O SOL

O Sol, fonte de luz e vida, é a estrela mais próxima da Terra e a que mais temos conhecimento. Basicamente, é uma enorme esfera de gás incandescente. No seu núcleo ocorre a geração de energia através de reações termo-nucleares. O estudo do Sol serve de base para o conhecimento de outras estrelas que, de tão distantes, são vistas apenas como um ponto de luz no céu.

O brilho aparente do Sol é 200 bilhões de vezes maior do que o de Sírius, a estrela mais brilhante do céu noturno. No entanto, apesar de parecer tão grande e brilhante, na verdade, o Sol é uma estrela bastante comum. A diferença é que está bem perto da Terra que, por sinal, é tremendamente menor.

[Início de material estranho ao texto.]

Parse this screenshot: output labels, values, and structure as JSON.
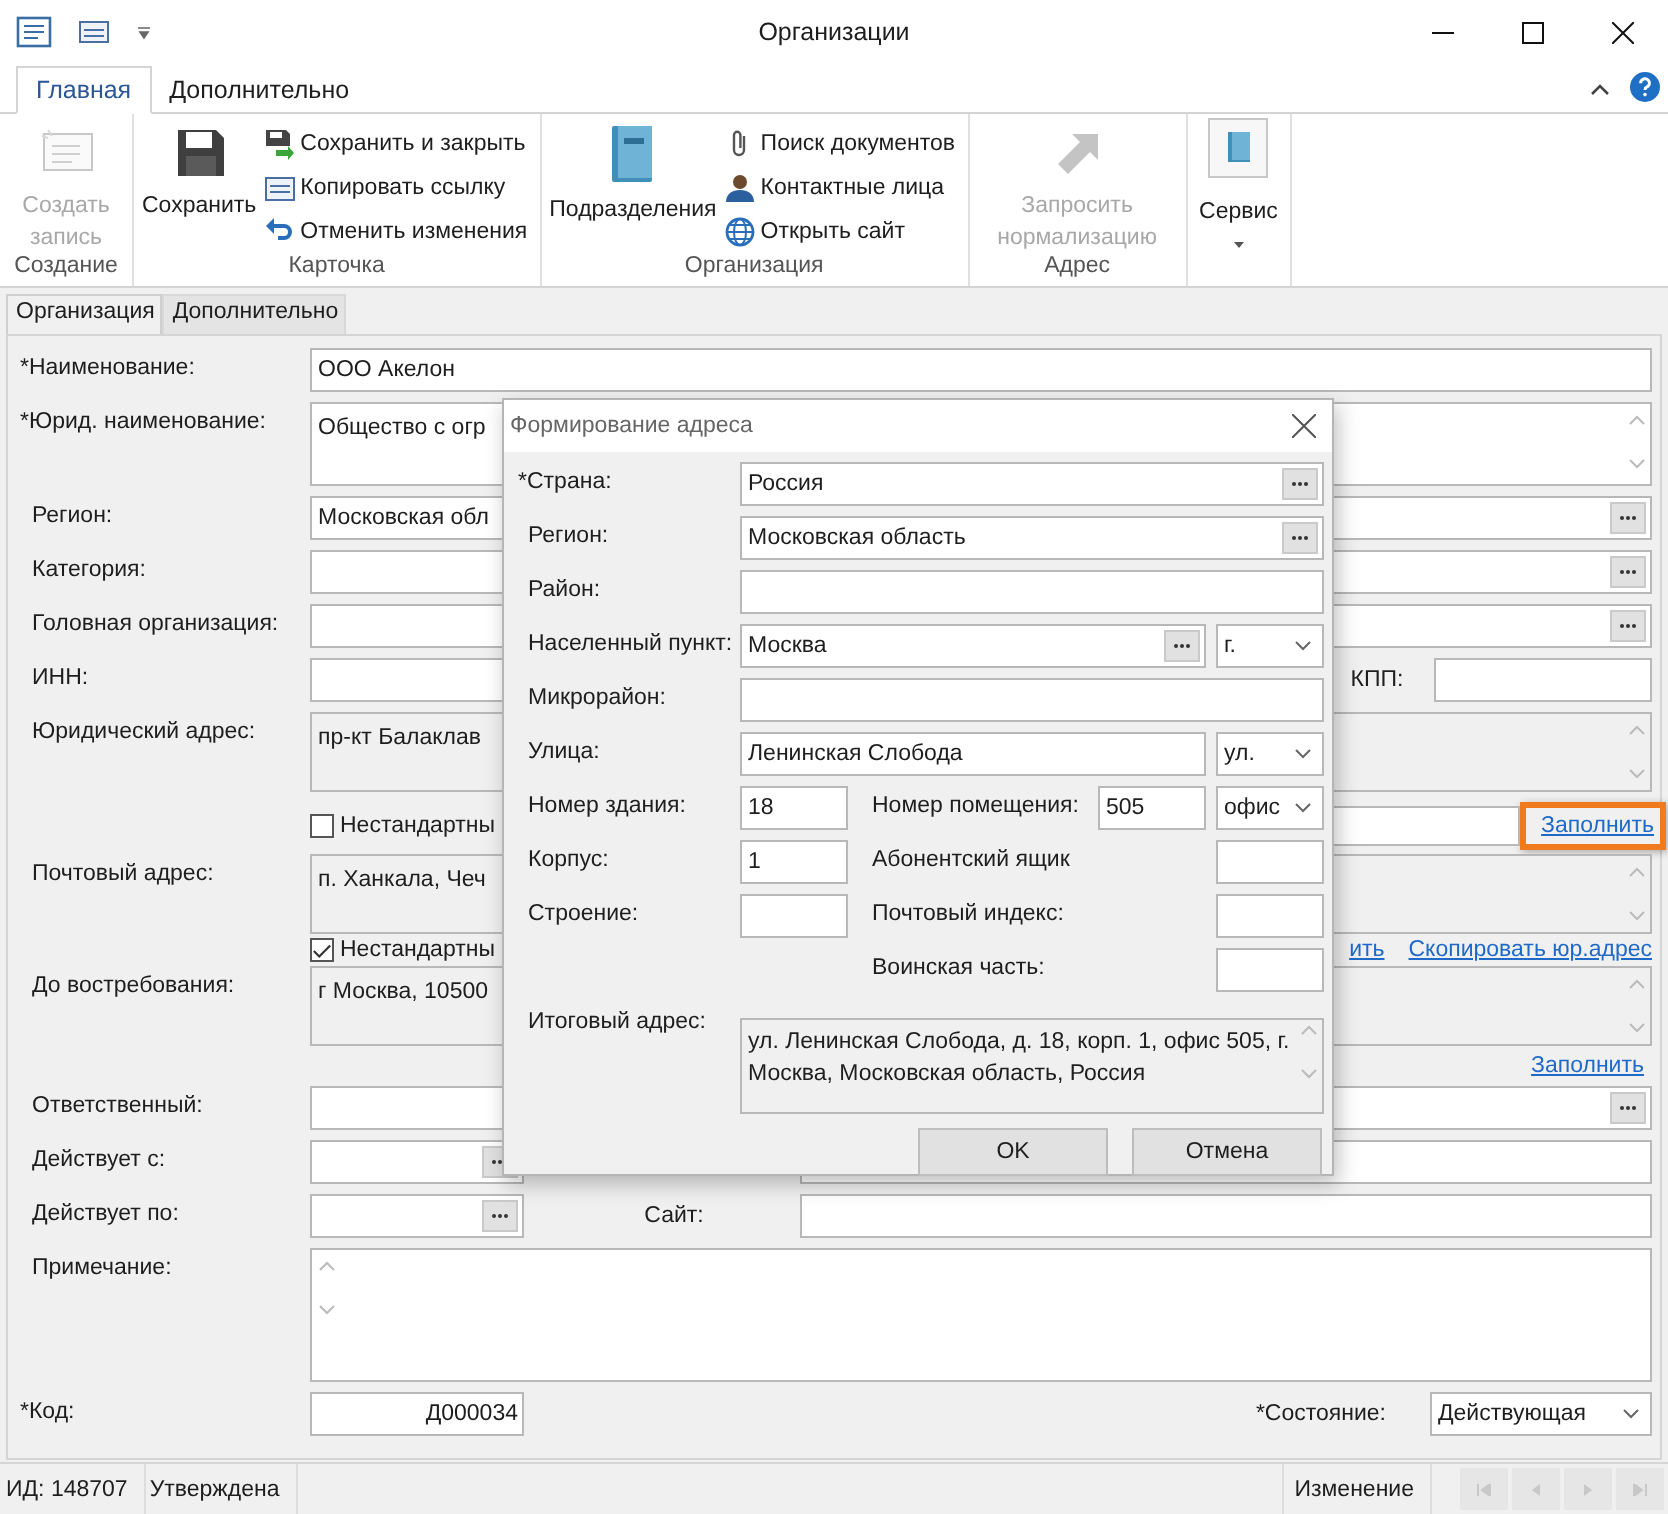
{
  "window": {
    "title": "Организации"
  },
  "ribbon": {
    "tabs": [
      {
        "label": "Главная",
        "selected": true
      },
      {
        "label": "Дополнительно",
        "selected": false
      }
    ],
    "groups": [
      {
        "label": "Создание",
        "items": [
          {
            "label": "Создать запись",
            "kind": "large",
            "disabled": true
          }
        ]
      },
      {
        "label": "Карточка",
        "items": [
          {
            "label": "Сохранить",
            "kind": "large",
            "disabled": false
          },
          {
            "label": "Сохранить и закрыть",
            "kind": "small",
            "disabled": false
          },
          {
            "label": "Копировать ссылку",
            "kind": "small",
            "disabled": false
          },
          {
            "label": "Отменить изменения",
            "kind": "small",
            "disabled": false
          }
        ]
      },
      {
        "label": "Организация",
        "items": [
          {
            "label": "Подразделения",
            "kind": "large",
            "disabled": false
          },
          {
            "label": "Поиск документов",
            "kind": "small",
            "disabled": false
          },
          {
            "label": "Контактные лица",
            "kind": "small",
            "disabled": false
          },
          {
            "label": "Открыть сайт",
            "kind": "small",
            "disabled": false
          }
        ]
      },
      {
        "label": "Адрес",
        "items": [
          {
            "label": "Запросить нормализацию",
            "kind": "large",
            "disabled": true
          }
        ]
      },
      {
        "items": [
          {
            "label": "Сервис",
            "kind": "menu",
            "disabled": false
          }
        ]
      }
    ]
  },
  "form_tabs": [
    {
      "label": "Организация",
      "selected": true
    },
    {
      "label": "Дополнительно",
      "selected": false
    }
  ],
  "form": {
    "name": {
      "label": "*Наименование:",
      "value": "ООО Акелон"
    },
    "legal_name": {
      "label": "*Юрид. наименование:",
      "value": "Общество с огр"
    },
    "region": {
      "label": "Регион:",
      "value": "Московская обл"
    },
    "category": {
      "label": "Категория:"
    },
    "parent_org": {
      "label": "Головная организация:"
    },
    "inn": {
      "label": "ИНН:"
    },
    "kpp": {
      "label": "КПП:"
    },
    "legal_address": {
      "label": "Юридический адрес:",
      "value": "пр-кт Балаклав"
    },
    "legal_nonstandard": {
      "label": "Нестандартны",
      "checked": false
    },
    "legal_fill_link": "Заполнить",
    "postal_address": {
      "label": "Почтовый адрес:",
      "value": "п. Ханкала, Чеч"
    },
    "postal_nonstandard": {
      "label": "Нестандартны",
      "checked": true
    },
    "postal_links": [
      "ить",
      "Скопировать юр.адрес"
    ],
    "on_demand": {
      "label": "До востребования:",
      "value": "г Москва, 10500"
    },
    "on_demand_fill_link": "Заполнить",
    "responsible": {
      "label": "Ответственный:"
    },
    "valid_from": {
      "label": "Действует с:"
    },
    "valid_to": {
      "label": "Действует по:"
    },
    "site": {
      "label": "Сайт:"
    },
    "note": {
      "label": "Примечание:"
    },
    "code": {
      "label": "*Код:",
      "value": "Д000034"
    },
    "state": {
      "label": "*Состояние:",
      "value": "Действующая"
    }
  },
  "dialog": {
    "title": "Формирование адреса",
    "country": {
      "label": "*Страна:",
      "value": "Россия"
    },
    "region": {
      "label": "Регион:",
      "value": "Московская область"
    },
    "district": {
      "label": "Район:"
    },
    "locality": {
      "label": "Населенный пункт:",
      "value": "Москва",
      "type": "г."
    },
    "microdistrict": {
      "label": "Микрорайон:"
    },
    "street": {
      "label": "Улица:",
      "value": "Ленинская Слобода",
      "type": "ул."
    },
    "building": {
      "label": "Номер здания:",
      "value": "18"
    },
    "room": {
      "label": "Номер помещения:",
      "value": "505",
      "type": "офис"
    },
    "corpus": {
      "label": "Корпус:",
      "value": "1"
    },
    "po_box": {
      "label": "Абонентский ящик"
    },
    "structure": {
      "label": "Строение:"
    },
    "postcode": {
      "label": "Почтовый индекс:"
    },
    "military": {
      "label": "Воинская часть:"
    },
    "result": {
      "label": "Итоговый адрес:",
      "value": "ул. Ленинская Слобода, д. 18, корп. 1, офис 505, г. Москва, Московская область, Россия"
    },
    "buttons": [
      "OK",
      "Отмена"
    ]
  },
  "status_bar": {
    "id": "ИД: 148707",
    "status": "Утверждена",
    "mode": "Изменение"
  }
}
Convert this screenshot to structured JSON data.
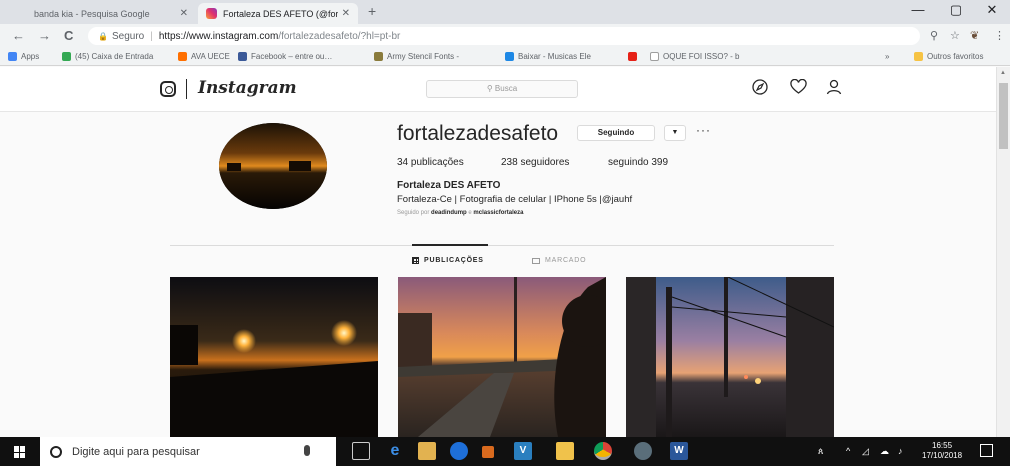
{
  "browser": {
    "tabs": [
      {
        "title": "banda kia - Pesquisa Google",
        "active": false
      },
      {
        "title": "Fortaleza DES AFETO (@fortalez…",
        "active": true
      }
    ],
    "new_tab_glyph": "+",
    "window_controls": [
      "—",
      "▢",
      "✕"
    ],
    "nav": {
      "back": "←",
      "forward": "→",
      "reload": "C"
    },
    "address": {
      "secure_label": "Seguro",
      "url_host": "https://www.instagram.com",
      "url_path": "/fortalezadesafeto/?hl=pt-br"
    },
    "bookmarks": [
      {
        "label": "Apps",
        "icon": "apps-grid-icon",
        "color": "#4285f4"
      },
      {
        "label": "(45) Caixa de Entrada",
        "icon": "google-icon",
        "color": "#4285f4"
      },
      {
        "label": "AVA UECE",
        "icon": "ava-icon",
        "color": "#ff6f00"
      },
      {
        "label": "Facebook – entre ou…",
        "icon": "facebook-icon",
        "color": "#3b5998"
      },
      {
        "label": "Army Stencil Fonts -",
        "icon": "army-icon",
        "color": "#8a7b3c"
      },
      {
        "label": "Baixar - Musicas Ele",
        "icon": "download-icon",
        "color": "#1e88e5"
      },
      {
        "label": "",
        "icon": "youtube-icon",
        "color": "#e62117"
      },
      {
        "label": "OQUE FOI ISSO? - b",
        "icon": "page-icon",
        "color": "#9e9e9e"
      }
    ],
    "other_bookmarks": "Outros favoritos"
  },
  "instagram": {
    "logo_text": "Instagram",
    "search_placeholder": "Busca",
    "nav_icons": [
      "compass-icon",
      "heart-icon",
      "profile-icon"
    ]
  },
  "profile": {
    "username": "fortalezadesafeto",
    "follow_button": "Seguindo",
    "stats": {
      "posts": "34 publicações",
      "followers": "238 seguidores",
      "following": "seguindo 399"
    },
    "full_name": "Fortaleza DES AFETO",
    "bio": "Fortaleza-Ce | Fotografia de celular | IPhone 5s |@jauhf",
    "followed_by_prefix": "Seguido por",
    "followed_by_names": "deadindump",
    "followed_by_joiner": "e",
    "followed_by_names2": "mclassicfortaleza",
    "tabs": [
      {
        "label": "PUBLICAÇÕES",
        "active": true
      },
      {
        "label": "MARCADO",
        "active": false
      }
    ]
  },
  "taskbar": {
    "search_placeholder": "Digite aqui para pesquisar",
    "time": "16:55",
    "date": "17/10/2018"
  }
}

A massa do Sol é 333 mil vezes maior que a da Terra, seu volume 1.400 milhão vezes maior e o seu raio possui 696 mil quilômetros contra os 6.378,1 quilômetros de raio do nosso planeta. A distância desse astro até a Terra é de 1 Unidade Astronômica (1 UA = 1,499 x 108km), ou seja, aproximadamente 150 milhões de quilômetros. Viajando a exatos 299.792,458km/s, a luz do Sol demora 8 minutos e 18 segundos para chegar na Terra.
A estrutura solar pode ser dividida em duas grandes regiões: o Interior e a Atmosfera. Entre elas, encontra-se uma fina camada, que pode ser considerada a superfície, chamada Fotosfera. A região encontra-se a uma temperatura média de 5.775 K (ou 5.502 oC). Já o seu núcleo é bem mais quente: cerca de 15 milhões de graus Celsius.

COMPOSIÇÃO SOLAR

composição solar– NÚCLEO
O núcleo ocupa os 20% mais interiores da nossa estrela. As condições físicas nesta região são extremas. A pressão do núcleo é milhões de vezes mais elevada do que a pressão atmosférica na superfície da Terra e a densidade é de 162 gramas por centímetro cúbico. No núcleo é produzida toda a energia que o Sol liberta.

– REGIÃO RADIATIVA
Na região radiativa a energia produzida no núcleo é transportada em direção à superfície. A região radiativa estende-se até cerca de 70% do raio do Sol.

– REGIÃO CONVECTIVA
A região convectiva ocupa os 30% mais exteriores do Sol. A energia deixa de ser eficientemente transportada pela radiação para passar a sê-lo pela convecção. Esse processo é idêntico ao transporte de energia que ocorre no interior de uma panela de água fervendo.

– FOTOSFERA
A fotosfera, muitas vezes referida como superfície, é uma região com aproximadamente 500km de espessura. É esta que conseguimos observar quando apontamos um telescópio (com proteção adequada).

– CROMOSFERA
A cromosfera tem uma espessura de 1.800km, ao longo da qual a temperatura aumenta desde os 4 000º C até cerca de 25 000ºC.

– REGIÃO DE TRANSIÇÃO
A região de transição é uma zona muito pequena da atmosfera solar com 300km de espessura. Nesta, a temperatura sobe dramaticamente desde algumas dezenas de milhas até quase 1 milhão de graus Celsius.

– CORONA
A corona ou atmosfera exterior do Sol é caracterizada por uma densidade muito baixa, mas uma temperatura que pode ultrapassar os 2 milhões de graus Celsius. O material da corona é acelerado e escapa do Sol dando origem a um vento – o vento Solar. A corona estende-se até aos confins do Sistema Solar. Na região onde a Terra e a Lua se encontram (a 150 milhões de quilômetros do Sol) a densidade é cerca de 7 partículas por centímetro cúbico e a temperatura da ordem de 100 mil graus Celsius. A corona pode ser observada quando ocorrem eclipses totais do Sol.

– MANCHAS SOLARES
As manchas Solares são as regiões mais frias da fotosfera. São o resultado de poderosos campos magnéticos que irrompem do interior e que localmente aprisionam o material que constitui o Sol. Impedido de circular, este plasma arrefece. Tipicamente a temperatura na umbra, região central mais escura, é 2.000ºC inferior à temperatura do resto da fotosfera. Envolvendo a umbra temos a penumbra, uma região de transição onde podemos observar a estrutura complexa do campo magnético local.